Ad Emilia d'Orsi (Fattoria Casaloste), napoletana innamorata del Chianti, è toccato il compito diintrodurre l'accattivante degustazione: 20 vini suddivisi in 4 batterie "tematiche".

Nelle prime due - composte da 5 Chianti Classico DOCG e da altrettanti Riserva, di annate comprese fra il 2013 e il 2003, tutte provenienti da Panzano - sono stati riscontrati i tipici sentori fruttati di ciliegia rossa, contornati da una decisa mineralità (grafite) ed accenni balsamici. Salendo con gli anni di affinamento, si assiste ad una terziarizzazione dei profumi che virano su note di frutta rossa in confettura ed una speziatura dolce ed elegante, di cannella e liquirizia. L'utilizzo della botte grande e l'impronta del territorio regalano una beva piacevolissima e precisa anche sulle Riserve, esprimendo freschezza e persistenza e suggerendo ancora ampie potenzialità evolutive.

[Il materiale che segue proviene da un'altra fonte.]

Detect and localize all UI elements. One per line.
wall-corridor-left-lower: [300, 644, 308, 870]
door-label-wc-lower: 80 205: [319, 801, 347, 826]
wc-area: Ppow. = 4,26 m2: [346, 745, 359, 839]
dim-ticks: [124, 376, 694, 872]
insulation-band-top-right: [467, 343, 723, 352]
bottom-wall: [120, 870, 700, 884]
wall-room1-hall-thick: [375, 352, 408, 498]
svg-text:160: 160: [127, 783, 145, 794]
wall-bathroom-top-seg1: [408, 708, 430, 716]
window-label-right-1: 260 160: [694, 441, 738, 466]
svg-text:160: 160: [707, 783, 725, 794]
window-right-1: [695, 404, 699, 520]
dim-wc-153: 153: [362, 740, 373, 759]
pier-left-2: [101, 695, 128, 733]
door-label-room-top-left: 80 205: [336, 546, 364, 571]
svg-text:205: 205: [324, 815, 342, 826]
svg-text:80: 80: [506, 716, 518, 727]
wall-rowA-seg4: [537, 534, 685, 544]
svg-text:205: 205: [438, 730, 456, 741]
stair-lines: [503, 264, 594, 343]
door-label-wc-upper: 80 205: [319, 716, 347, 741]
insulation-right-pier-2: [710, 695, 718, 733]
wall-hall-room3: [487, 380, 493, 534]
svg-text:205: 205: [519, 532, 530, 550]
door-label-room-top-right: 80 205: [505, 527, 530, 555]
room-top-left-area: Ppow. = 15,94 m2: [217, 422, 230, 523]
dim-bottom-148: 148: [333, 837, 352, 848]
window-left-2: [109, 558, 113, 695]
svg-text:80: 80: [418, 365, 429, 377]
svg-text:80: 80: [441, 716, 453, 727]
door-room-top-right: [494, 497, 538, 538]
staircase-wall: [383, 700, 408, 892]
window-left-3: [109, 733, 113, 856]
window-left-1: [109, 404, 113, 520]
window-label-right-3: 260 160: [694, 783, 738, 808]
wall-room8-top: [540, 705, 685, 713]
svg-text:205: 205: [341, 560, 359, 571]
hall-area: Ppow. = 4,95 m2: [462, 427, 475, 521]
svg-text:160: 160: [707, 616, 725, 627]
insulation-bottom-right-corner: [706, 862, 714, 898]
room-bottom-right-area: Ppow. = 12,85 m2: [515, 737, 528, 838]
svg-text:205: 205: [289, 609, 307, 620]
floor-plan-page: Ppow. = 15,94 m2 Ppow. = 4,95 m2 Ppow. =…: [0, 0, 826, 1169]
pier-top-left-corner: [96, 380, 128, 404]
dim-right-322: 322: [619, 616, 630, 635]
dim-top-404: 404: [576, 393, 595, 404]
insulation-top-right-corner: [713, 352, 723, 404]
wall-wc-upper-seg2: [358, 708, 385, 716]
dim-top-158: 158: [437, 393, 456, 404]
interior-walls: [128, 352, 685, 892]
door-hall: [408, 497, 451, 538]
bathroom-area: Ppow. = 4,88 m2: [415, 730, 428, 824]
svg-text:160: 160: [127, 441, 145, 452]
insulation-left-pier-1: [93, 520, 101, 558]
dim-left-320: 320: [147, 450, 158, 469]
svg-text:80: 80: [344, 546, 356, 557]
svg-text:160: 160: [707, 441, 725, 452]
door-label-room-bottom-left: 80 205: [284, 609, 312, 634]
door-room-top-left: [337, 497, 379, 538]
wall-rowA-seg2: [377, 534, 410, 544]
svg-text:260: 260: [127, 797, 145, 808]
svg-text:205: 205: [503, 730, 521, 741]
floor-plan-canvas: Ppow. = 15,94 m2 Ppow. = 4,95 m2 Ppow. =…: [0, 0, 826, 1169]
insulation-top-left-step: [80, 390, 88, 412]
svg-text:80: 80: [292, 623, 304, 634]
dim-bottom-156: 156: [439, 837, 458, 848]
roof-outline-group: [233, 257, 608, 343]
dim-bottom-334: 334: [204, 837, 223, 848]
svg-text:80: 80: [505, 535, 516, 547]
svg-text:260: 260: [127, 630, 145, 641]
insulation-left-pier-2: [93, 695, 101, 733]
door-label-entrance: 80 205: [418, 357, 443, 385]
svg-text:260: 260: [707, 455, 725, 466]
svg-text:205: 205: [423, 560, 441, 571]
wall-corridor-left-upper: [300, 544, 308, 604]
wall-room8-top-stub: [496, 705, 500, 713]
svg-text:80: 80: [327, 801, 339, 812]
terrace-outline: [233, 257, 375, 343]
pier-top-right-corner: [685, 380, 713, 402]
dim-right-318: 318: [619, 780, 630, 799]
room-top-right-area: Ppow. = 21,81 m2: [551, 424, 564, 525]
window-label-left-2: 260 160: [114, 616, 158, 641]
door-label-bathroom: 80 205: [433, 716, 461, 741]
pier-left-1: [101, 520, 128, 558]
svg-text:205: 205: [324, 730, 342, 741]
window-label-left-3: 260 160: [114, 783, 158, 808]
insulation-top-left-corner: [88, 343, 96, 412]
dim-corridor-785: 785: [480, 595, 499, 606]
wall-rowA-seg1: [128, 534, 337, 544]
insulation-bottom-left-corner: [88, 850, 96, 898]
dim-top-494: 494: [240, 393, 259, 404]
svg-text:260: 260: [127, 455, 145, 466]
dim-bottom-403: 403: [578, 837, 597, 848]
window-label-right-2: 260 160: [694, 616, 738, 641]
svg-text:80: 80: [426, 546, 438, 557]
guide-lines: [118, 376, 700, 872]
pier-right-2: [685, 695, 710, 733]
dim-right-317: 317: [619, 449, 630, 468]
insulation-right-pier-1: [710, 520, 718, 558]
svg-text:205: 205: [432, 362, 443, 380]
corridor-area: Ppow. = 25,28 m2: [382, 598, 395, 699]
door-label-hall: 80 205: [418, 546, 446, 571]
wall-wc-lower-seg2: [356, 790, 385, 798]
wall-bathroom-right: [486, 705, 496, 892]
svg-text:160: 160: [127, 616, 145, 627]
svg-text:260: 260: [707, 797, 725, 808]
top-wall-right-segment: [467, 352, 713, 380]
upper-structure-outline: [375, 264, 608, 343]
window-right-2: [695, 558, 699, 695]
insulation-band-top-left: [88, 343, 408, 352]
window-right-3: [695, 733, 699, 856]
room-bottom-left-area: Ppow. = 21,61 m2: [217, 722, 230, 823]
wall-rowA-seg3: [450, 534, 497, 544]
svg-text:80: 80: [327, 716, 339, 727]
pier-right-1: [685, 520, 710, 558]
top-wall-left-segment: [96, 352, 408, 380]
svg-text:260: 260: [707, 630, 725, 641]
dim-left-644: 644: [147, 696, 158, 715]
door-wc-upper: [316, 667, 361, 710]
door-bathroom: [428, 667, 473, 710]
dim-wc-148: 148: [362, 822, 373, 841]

Degustatori Ais Lombardia | Approfondimento Chianti con Unione Viticoltori di Panzano in Chianti

La rottura degli schemi si raggiunge invece con le ultime due batterie: la terza composta da vini a base sangiovese ma prodotti con uno stile internazionale (barrique nuove, grandi concentrazioni) e l'ultima con veri e propri Supertuscans, in cui il sangiovese è affiancato ad ampie porzioni di merlot e cabernet sauvignon. Qui l'eleganza cede il passo alla potenza del frutto e di speziature importanti, talvolta dominate dalle note vegetali dei vitigni internazionali, anche se una nota fresca e balsamica permane in filigrana.

Venti prodotti eccellenti ed un'ampia panoramica di come le variabili in gioco (vitigno, terroir, tecniche di produzione ed affinamento) possano incidere sulle caratteristiche finali del vino hanno ancora una volta dimostrato ai Degustatori lombardi che le generalizzazioni, specialmente su denominazioni così ampie ed eterogenee, sono spesso superficiali ed infondate.